By the end of our conversation, I saw Zandra as, holistically, a culture creator. In her research, her teaching, and her preaching, she is focused on the ways that different kinds of communication practices build on experiences of the world to shift the way people, especially marginalized people, live. One of her favorite projects of the year, she told me, was working with undergraduates from Probe magazine to develop, at their request, a workshop on communicating their interdisciplinary interest in art, biology, and technology to the public. But beyond collaborating with Human Biology Writing Specialist Shay Brawn on the workshop, Zandra also encouraged the students to develop an interdisciplinary public forum to engage those issues. Of the resulting event, which centered on the provocative question, “Who owns your body?” Zandra felt proud. “I thought that was so fabulous.”

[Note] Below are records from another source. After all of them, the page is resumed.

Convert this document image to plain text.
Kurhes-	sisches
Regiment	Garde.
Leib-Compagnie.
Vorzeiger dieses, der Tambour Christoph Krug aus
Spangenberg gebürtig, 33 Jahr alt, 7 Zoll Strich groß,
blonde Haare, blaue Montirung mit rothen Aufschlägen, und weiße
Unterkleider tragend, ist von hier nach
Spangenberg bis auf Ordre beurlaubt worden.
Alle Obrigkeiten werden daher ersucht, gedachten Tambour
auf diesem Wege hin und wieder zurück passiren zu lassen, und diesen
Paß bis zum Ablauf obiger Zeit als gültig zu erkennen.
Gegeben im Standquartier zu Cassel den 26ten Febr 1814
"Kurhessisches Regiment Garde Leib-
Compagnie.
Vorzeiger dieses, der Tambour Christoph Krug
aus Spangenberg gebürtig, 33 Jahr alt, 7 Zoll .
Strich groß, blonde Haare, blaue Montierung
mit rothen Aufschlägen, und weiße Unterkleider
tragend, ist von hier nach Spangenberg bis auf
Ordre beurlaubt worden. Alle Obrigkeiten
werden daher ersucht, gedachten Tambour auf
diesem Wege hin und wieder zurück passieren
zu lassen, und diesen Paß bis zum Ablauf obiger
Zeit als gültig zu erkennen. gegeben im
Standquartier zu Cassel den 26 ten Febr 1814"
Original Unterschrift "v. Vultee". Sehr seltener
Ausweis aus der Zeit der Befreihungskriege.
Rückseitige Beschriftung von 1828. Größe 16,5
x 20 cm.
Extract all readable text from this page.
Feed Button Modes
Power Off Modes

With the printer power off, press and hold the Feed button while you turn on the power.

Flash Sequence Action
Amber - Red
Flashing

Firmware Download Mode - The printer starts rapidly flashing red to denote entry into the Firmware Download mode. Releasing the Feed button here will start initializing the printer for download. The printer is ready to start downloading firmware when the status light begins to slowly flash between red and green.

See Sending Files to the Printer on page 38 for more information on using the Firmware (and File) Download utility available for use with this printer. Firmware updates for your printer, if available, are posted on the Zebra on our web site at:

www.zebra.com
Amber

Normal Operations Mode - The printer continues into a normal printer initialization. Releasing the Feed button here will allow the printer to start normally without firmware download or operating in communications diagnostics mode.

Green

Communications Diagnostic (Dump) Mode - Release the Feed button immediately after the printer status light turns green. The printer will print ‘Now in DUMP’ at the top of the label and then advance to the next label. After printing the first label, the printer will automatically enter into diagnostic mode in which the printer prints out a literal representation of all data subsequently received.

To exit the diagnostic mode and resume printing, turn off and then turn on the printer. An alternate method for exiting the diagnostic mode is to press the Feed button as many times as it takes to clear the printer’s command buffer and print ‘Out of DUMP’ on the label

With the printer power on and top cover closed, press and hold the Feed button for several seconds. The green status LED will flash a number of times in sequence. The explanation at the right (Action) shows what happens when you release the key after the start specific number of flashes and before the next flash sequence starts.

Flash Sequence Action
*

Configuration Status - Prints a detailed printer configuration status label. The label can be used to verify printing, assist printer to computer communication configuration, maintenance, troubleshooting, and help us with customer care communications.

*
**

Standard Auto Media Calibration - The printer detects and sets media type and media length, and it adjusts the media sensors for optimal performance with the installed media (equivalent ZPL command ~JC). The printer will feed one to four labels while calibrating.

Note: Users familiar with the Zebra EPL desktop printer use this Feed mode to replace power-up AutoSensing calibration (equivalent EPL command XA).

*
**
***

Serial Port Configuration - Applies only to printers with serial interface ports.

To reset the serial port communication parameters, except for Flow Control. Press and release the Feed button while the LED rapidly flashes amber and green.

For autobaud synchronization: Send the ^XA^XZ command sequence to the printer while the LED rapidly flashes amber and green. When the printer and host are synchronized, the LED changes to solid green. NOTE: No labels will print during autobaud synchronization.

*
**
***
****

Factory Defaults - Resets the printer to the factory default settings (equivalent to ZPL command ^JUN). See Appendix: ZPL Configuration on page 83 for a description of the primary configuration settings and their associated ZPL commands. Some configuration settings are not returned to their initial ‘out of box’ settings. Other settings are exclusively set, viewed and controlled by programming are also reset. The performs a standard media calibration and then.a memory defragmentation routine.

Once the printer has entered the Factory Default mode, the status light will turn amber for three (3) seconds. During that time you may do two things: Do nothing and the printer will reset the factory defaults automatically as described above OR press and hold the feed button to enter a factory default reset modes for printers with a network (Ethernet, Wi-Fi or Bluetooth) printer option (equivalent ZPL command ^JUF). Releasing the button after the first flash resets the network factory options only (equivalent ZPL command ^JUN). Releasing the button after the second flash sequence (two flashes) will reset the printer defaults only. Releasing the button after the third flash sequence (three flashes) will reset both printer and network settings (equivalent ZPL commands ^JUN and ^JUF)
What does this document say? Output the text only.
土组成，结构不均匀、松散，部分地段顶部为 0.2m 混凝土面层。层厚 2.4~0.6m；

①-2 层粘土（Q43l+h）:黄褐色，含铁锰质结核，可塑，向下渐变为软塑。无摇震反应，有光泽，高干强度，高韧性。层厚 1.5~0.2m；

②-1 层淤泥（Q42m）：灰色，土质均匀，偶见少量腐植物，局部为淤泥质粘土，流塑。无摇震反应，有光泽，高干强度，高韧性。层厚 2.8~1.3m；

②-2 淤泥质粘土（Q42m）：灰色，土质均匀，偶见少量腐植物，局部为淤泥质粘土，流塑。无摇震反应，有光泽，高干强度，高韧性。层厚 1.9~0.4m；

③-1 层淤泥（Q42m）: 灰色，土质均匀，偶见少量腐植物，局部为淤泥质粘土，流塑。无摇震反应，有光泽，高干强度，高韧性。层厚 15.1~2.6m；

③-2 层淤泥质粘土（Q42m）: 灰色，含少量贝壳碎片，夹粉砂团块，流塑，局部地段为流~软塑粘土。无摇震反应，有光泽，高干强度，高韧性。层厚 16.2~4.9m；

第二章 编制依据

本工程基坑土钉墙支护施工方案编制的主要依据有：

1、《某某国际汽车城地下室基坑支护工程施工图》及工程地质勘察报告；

In a polarized political moment where racist and anti-racist discourse have been increasing on campus, “my current question is what responsibility does a writing and speaking center have in equipping students to engage in meaningful discourse around race and racism?” This, again, is a question of building culture, a culture of communication. Zandra marveled at the challenges of a university, where a hugely diverse population is dropped in the same space and expected to communicate. Yet no one knows better than a writing center director that communication practices need to be taught. In this way, Hume tutors are central to the growth of a communicative culture, because this culture-building “begins in that 1-on-1 session when we’re interested in our own positionalities and are interested in knowing the students’ as well—what they value, how they think, how they reason.” Communication culture is built “student by student, interaction by interaction,” Zandra concluded. We’re “building the culture...so we know how to be together.